On May 2, Sergio Moro gave a statement for more than eight hours at the Federal Police Superintendence in Curitiba and stated that Bolsonaro asked him for WhatsApp, in early March 2020, the exchange of the head of the Federal Police in Rio de Janeiro with the following message: "Moro, you have 27 Superintendencies, I want only one, that of Rio de Janeiro". The former minister detailed the charges against the president and also presented as audio evidence, e-mails and messages exchanged with the president and other members of the government.

Moro also cited during his testimony the existence of the video of a ministerial meeting held on April 22 where the president charged the replacement of the superintendent of the Federal Police of Rio de Janeiro and Valeixo, in addition to police intelligence reports. This video would be included in the inquiry on May 4 after Prosecutor General Aras requested access to the video and requested statements from the ministers cited by Moro: Luiz Eduardo Ramos (Government Secretariat); Augusto Heleno (Institutional Security Office) and Braga Netto (Civil House), in addition to delegates.

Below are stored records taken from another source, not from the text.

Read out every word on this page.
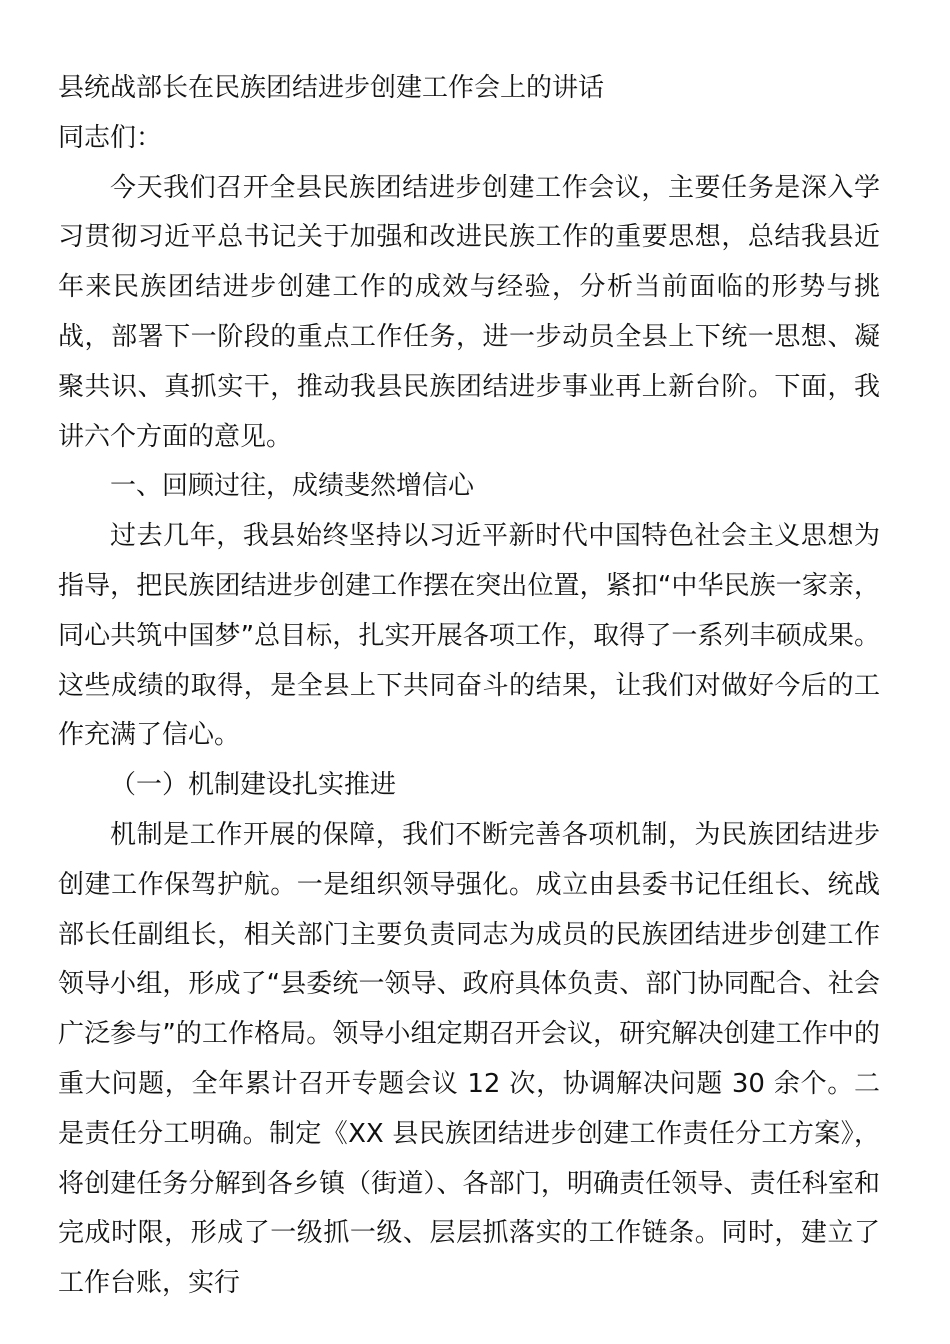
县统战部长在民族团结进步创建工作会上的讲话

同志们：

今天我们召开全县民族团结进步创建工作会议，主要任务是深入学习贯彻习近平总书记关于加强和改进民族工作的重要思想，总结我县近年来民族团结进步创建工作的成效与经验，分析当前面临的形势与挑战，部署下一阶段的重点工作任务，进一步动员全县上下统一思想、凝聚共识、真抓实干，推动我县民族团结进步事业再上新台阶。下面，我讲六个方面的意见。

一、回顾过往，成绩斐然增信心

过去几年，我县始终坚持以习近平新时代中国特色社会主义思想为指导，把民族团结进步创建工作摆在突出位置，紧扣“中华民族一家亲，同心共筑中国梦”总目标，扎实开展各项工作，取得了一系列丰硕成果。这些成绩的取得，是全县上下共同奋斗的结果，让我们对做好今后的工作充满了信心。

（一）机制建设扎实推进

机制是工作开展的保障，我们不断完善各项机制，为民族团结进步创建工作保驾护航。一是组织领导强化。成立由县委书记任组长、统战部长任副组长，相关部门主要负责同志为成员的民族团结进步创建工作领导小组，形成了“县委统一领导、政府具体负责、部门协同配合、社会广泛参与”的工作格局。领导小组定期召开会议，研究解决创建工作中的重大问题，全年累计召开专题会议 12 次，协调解决问题 30 余个。二是责任分工明确。制定《XX 县民族团结进步创建工作责任分工方案》，将创建任务分解到各乡镇（街道）、各部门，明确责任领导、责任科室和完成时限，形成了一级抓一级、层层抓落实的工作链条。同时，建立了工作台账，实行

On May 17, Paulo Marinho, a businessman and substitute for Senator Flávio Bolsonaro, stated in an interview with the newspaper Folha de S. Paulo that Flávio Bolsonaro had been warned in advance, between the first and second rounds of the 2018 elections, by a Federal Police delegate sympathetic to Jair Bolsonaro's campaign, about the outbreak of Operation Furna da Onça. It was this operation that would initiate the Queiroz case, in reference to Fabrício Queiroz who operated a "cracked" scheme. According to Marinho, the delegate would have informed that "Operation Furna da Onça will be launched, which will hit the Rio Legislative Assembly in full. And this operation will reach some people in Flavio's office. One of them is Queiroz and the other is Queiroz's daughter (Nathalia), who works in the office of Jair Bolsonaro (who was still a federal deputy) in Brasilia" and would have said that the operation, then secret, would be "insured" so that it would not occur during the second round, which would damage the candidacy of Bolsonaro.

The businessman was summoned by the Attorney General's Office to testify in the Moro case in order to ascertain the relationship between his accusations and Sergio Moro's charges. Marinho said he had presented new evidence to be used in the investigation and that he will hand over his cell phone for investigation.